As an example, Stevenson notes in a diary entry from 1894 that a guest at their home in Apia, Samoa, had been particularly irritating. Stevenson describes the problematic visitor, dubbed “the Frenchman,” with her characteristic sarcasm. Though the man may have been “quite clever in many ways,” he is reportedly “beyond measure wearisome with long complicated boastful stories about himself, most of them patently false.” Though the man calls himself “a dreamer,” Stevenson muses, “I think him a nightmare” (1894). Her letters and diaries are full of such compelling and incisive reflections, but have seldom been critically acknowledged, especially those from before the famous Stevenson family voyage to––and settlement in––Samoa.
Every scholar and writer presents wildly different conceptions of how Stevenson impacted those around her. Stevenson’s sister, Nellie Van de Grift Sanchez, affirms the potential of Stevenson's literary accomplishments, considering that, if her sister had not chosen to “devote her time and strength to … the support and encouragement of others, there is no saying how far she might have gone, for she had an active, creative imagination, and a discriminating, critical judgment of style.” In one evocative description, Sanchez calls her a “sort of spiritual X-ray” capable of discerning someone’s character almost immediately.[5] All her life, Stevenson was plagued by anxiety and shyness, and she did not like to talk about her own work, even though she was in the public eye for much of her life.
Stevenson also maintained a close friendship with Henry James, whom she had met through her husband, but remained close with long after Louis's death. Rumours have often circulated surreptitiously that various stories and novels by James, some quite celebrated, took the Stevensons as inspiration: he was reportedly fascinated by the Stevensons’ marriage and collaborative spirit. Indeed, Stevenson and Louis regularly collaborated, either on plays, their 1885 volume The Dynamiter, or on more daily tasks such as scribing, rewriting, or editing.
In her introductions to Louis’s volumes and in her letters, Stevenson deflects from her contributions to his writing, despite her husband openly acknowledging such efforts in his own letters and papers. Some of her letters point towards Stevenson's fraught relationship with the idea of writing for a living: she wrote to her mother-in-law, Margaret Stevenson, in March 1881, concerned about her son Lloyd, who was uninspired by his studies. “So far,” Stevenson writes, “he seems to show no bent for anything more than literature, and that is an uncertain reed to lean upon.”[6] The “uncertain reed” of public authorship, though, did not stop Stevenson from writing on her own terms, to her own ends. In correspondence with Sidney Colvin in May 1889, Stevenson details her frustration with Louis’s equivocation over writing a volume on their Pacific travels.
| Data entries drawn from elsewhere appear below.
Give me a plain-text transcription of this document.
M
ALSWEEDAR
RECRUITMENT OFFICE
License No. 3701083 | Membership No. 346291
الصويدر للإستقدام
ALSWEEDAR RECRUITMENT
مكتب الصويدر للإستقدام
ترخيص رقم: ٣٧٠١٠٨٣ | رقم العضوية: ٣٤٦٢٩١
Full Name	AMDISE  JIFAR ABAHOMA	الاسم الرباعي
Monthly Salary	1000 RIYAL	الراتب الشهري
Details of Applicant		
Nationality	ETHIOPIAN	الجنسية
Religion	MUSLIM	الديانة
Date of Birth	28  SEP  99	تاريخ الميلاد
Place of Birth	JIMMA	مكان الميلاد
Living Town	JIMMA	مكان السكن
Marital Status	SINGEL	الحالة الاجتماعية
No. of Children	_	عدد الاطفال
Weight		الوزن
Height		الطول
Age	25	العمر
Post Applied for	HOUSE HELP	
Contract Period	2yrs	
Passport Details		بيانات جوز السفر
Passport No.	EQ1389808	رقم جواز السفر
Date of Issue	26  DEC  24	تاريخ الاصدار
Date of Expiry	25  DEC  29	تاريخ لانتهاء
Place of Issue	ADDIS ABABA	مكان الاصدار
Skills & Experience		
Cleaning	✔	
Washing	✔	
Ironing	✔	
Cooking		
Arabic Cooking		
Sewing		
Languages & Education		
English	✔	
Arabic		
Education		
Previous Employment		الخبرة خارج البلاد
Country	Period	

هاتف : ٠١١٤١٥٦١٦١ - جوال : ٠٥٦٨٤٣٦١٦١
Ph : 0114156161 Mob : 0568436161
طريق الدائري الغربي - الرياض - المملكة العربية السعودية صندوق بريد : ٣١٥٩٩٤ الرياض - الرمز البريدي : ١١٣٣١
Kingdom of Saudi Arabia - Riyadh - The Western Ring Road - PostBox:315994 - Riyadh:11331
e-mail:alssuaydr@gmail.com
Stevenson laments that, with her “own feeble hand,” she could “write a book that the whole world would jump at.” However, in the preface to Stevenson's own travel narrative, The Cruise of the Janet Nichol (1914), she declares that the whole diary was “only intended to be a collection of hints to help [her] husband’s memory” as he wrote his own accounts.[7]
The tension between Stevenson’s bold claim in her letter to Colvin and the latter modesty indicates some of the many sacrifices Stevenson made in her own writing in order to support her husband's career. This project serves to intervene into these imbalances and amplify Stevenson’s unpublished writing for the first time, as part of an under-acknowledged tradition of late nineteenth century women’s writing, rather than as an auxiliary of her husband.